British Gas Research Station Including Attached Restaurant Block To South
- WRENN ID
- broken-latch-briar
- Grade
- II*
- Local Planning Authority
- North Tyneside
- Country
- England
- Date first listed
- 27 January 1997
- Type
- Institutional
- Source
- Historic England listing
Description
A gas research station, designed in 1965 and built between 1966 and 1967 by Ryder and Yates. An extension, completed in 1975-76 and originally containing a restaurant, lecture theatre, classrooms, and workshops, was attached to the south and also designed by Ryder and Yates. The main block is constructed of painted concrete precast panels, with site-cast concrete roof features and a portal.
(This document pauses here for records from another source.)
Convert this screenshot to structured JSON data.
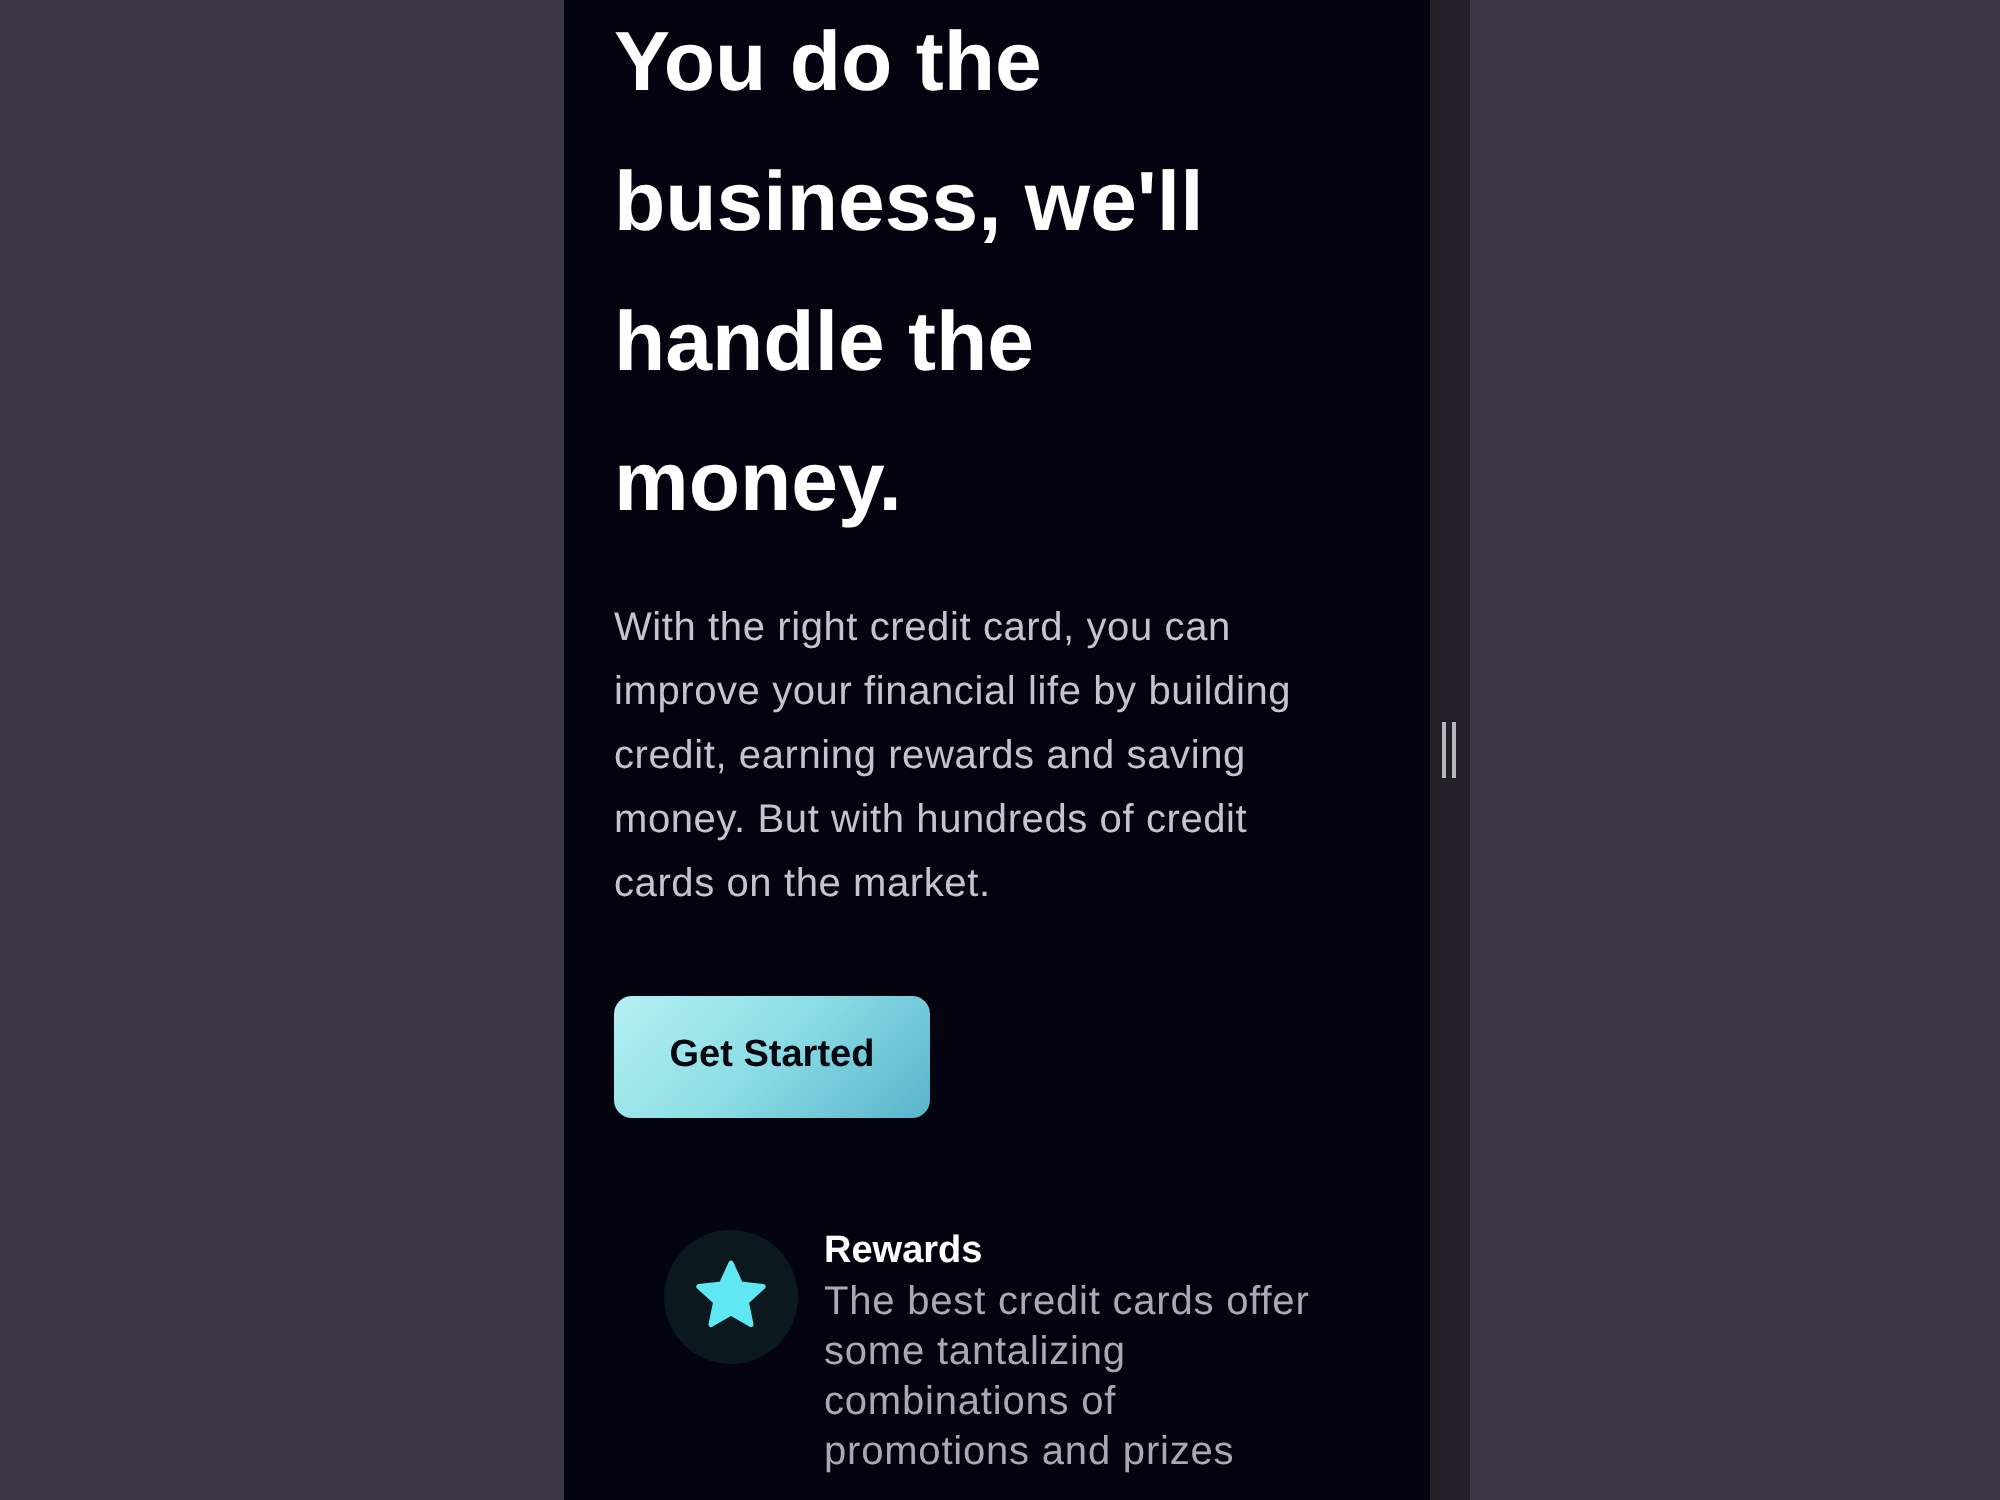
{
  "hero": {
    "heading": "You do the business, we'll handle the money.",
    "text": "With the right credit card, you can improve your financial life by building credit, earning rewards and saving money. But with hundreds of credit cards on the market.",
    "button": "Get Started"
  },
  "features": [
    {
      "title": "Rewards",
      "text": "The best credit cards offer some tantalizing combinations of promotions and prizes"
    }
  ]
}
The 1975-6 pavilion is clad in black precast concrete panels incorporating an aggregate of broken Guinness bottles.
The main block is three storeys high and has a rectangular plan. The front section contains an entrance and car parking on the two lower floors, originally housing a library, administration offices, and a canteen. Behind this is a flexible section arranged in two parallel zones, originally comprising flexible laboratory space on two floors, alongside a full-height workshop. The front elevation to Station Road has three storeys, the upper level articulated by a continuous horizontal strip window that runs along the side elevations. The lower, car-parking floors are open and partly covered by two grassy mounds of differing heights. Circular pilot lights are also present on the car park floors, extending to the side elevations. A projecting entrance bridge is centrally positioned at first-floor (street) level, and a full-height, triangular-section site-cast painted concrete portal is attached to the far side. The roof is flat, with three large, funnel-shaped water tanks and three cylindrical vents grouped symmetrically; two funnels are situated to the south and one to the north.
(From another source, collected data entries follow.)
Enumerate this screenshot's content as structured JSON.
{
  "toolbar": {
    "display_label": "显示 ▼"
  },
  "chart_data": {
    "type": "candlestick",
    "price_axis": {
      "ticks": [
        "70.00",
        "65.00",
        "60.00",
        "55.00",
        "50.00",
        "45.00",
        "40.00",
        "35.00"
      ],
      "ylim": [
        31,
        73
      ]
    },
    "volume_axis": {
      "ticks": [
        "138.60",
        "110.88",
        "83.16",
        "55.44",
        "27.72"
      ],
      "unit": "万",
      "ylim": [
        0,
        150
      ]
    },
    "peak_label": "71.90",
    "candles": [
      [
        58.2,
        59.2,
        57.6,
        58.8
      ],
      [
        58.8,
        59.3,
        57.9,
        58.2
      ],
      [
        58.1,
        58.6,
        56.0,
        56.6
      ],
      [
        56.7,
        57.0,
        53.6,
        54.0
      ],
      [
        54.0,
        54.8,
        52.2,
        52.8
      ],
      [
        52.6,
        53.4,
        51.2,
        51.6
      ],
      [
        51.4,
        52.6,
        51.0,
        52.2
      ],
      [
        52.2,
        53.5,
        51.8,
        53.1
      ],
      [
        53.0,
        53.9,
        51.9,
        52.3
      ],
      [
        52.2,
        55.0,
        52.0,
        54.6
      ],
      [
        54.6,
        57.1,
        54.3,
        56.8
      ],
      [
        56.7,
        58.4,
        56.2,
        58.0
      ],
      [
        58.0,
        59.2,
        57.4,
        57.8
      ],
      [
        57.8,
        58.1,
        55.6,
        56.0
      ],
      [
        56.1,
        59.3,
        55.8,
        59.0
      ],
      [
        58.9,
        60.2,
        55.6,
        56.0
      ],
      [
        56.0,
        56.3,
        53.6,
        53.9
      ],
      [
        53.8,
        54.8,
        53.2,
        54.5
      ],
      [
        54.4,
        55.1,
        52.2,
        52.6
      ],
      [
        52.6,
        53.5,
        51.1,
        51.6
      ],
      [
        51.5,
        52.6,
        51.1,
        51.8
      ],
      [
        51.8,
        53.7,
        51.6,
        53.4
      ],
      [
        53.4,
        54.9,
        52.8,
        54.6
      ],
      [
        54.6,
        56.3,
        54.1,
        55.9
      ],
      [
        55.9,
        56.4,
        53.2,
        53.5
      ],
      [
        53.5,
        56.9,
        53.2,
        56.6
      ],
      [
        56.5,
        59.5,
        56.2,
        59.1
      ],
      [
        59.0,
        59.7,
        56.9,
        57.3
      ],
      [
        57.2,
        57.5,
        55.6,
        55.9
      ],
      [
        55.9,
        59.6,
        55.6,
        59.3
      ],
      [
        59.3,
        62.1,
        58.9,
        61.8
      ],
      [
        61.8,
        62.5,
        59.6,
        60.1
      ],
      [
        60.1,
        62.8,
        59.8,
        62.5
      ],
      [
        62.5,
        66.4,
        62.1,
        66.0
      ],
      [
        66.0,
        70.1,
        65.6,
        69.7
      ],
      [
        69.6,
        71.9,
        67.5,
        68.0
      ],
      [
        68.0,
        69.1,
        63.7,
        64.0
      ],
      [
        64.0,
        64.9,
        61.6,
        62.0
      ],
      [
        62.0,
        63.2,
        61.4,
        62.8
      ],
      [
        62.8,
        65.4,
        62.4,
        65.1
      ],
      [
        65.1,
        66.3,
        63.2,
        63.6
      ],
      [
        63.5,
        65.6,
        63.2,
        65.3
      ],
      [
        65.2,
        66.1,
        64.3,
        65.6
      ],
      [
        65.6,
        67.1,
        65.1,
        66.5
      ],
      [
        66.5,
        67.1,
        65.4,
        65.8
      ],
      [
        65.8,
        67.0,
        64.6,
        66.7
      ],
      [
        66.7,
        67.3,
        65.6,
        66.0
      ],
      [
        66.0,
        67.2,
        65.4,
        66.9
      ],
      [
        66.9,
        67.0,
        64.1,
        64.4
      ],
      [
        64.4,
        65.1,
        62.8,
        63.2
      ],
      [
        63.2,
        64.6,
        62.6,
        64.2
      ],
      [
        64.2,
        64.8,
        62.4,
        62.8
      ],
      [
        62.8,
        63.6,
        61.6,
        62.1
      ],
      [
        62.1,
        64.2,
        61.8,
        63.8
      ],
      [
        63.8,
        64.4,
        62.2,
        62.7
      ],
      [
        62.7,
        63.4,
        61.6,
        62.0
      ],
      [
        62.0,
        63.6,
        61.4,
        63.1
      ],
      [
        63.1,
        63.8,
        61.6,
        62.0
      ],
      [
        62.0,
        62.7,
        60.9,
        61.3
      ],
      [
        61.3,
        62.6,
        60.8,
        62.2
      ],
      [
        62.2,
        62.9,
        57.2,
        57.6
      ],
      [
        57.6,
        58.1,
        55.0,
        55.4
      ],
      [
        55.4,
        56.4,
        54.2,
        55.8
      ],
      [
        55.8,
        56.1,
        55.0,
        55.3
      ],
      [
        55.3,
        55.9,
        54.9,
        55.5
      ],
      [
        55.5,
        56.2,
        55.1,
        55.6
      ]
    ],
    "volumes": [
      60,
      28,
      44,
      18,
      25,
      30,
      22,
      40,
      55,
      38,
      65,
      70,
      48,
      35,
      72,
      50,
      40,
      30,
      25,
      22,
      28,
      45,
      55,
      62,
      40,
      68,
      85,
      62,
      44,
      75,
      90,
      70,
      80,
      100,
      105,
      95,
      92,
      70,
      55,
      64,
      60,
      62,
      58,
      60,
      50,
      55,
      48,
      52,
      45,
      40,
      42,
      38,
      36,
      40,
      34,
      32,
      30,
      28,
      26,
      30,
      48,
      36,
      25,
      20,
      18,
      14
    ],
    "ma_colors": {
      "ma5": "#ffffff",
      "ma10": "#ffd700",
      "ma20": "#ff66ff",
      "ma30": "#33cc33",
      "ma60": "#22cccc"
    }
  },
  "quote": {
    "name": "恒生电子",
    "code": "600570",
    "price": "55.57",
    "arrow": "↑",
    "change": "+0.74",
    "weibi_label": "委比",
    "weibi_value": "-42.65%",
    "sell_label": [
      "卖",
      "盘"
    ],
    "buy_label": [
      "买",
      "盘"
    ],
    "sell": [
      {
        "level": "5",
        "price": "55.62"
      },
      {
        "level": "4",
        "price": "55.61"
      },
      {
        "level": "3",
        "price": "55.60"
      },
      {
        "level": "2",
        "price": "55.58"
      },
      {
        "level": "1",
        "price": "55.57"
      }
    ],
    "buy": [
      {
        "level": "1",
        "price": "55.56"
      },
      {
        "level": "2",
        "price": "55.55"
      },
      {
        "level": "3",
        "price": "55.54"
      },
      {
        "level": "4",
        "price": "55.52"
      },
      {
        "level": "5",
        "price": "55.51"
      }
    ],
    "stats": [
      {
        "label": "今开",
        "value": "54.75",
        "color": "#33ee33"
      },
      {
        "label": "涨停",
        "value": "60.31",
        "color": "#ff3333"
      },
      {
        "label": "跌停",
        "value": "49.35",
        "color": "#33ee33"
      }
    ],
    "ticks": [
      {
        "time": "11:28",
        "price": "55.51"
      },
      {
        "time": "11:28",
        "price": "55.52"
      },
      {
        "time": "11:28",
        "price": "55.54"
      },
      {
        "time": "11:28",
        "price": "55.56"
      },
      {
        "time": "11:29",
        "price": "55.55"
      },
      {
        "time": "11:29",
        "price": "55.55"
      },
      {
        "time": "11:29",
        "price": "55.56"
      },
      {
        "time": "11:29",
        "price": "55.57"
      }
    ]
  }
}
Attached to the south by a raised, glazed tube is the 1974 restaurant pavilion. This is lower than the main block and has a flat roof. It features a fully-glazed ground storey, a taller blind panelled section, and a higher section with full-height bronzed glass panels. A circular window is present on the south side of the upper panelled section, with light staircases rising from this level to either end. Internally, the main building retains elements of the original flexible partition system, designed on a 3'4" planning grid, in parts of the former laboratory areas on both floors. The building was designed for flexibility and extension, which has been carried out in keeping with the original elevations. The interior of the 1974 pavilion has not been inspected. This is a building notable for its purity of form and architectural subtlety, demonstrated for example in the slight and deliberate deviations from symmetry on the front elevation.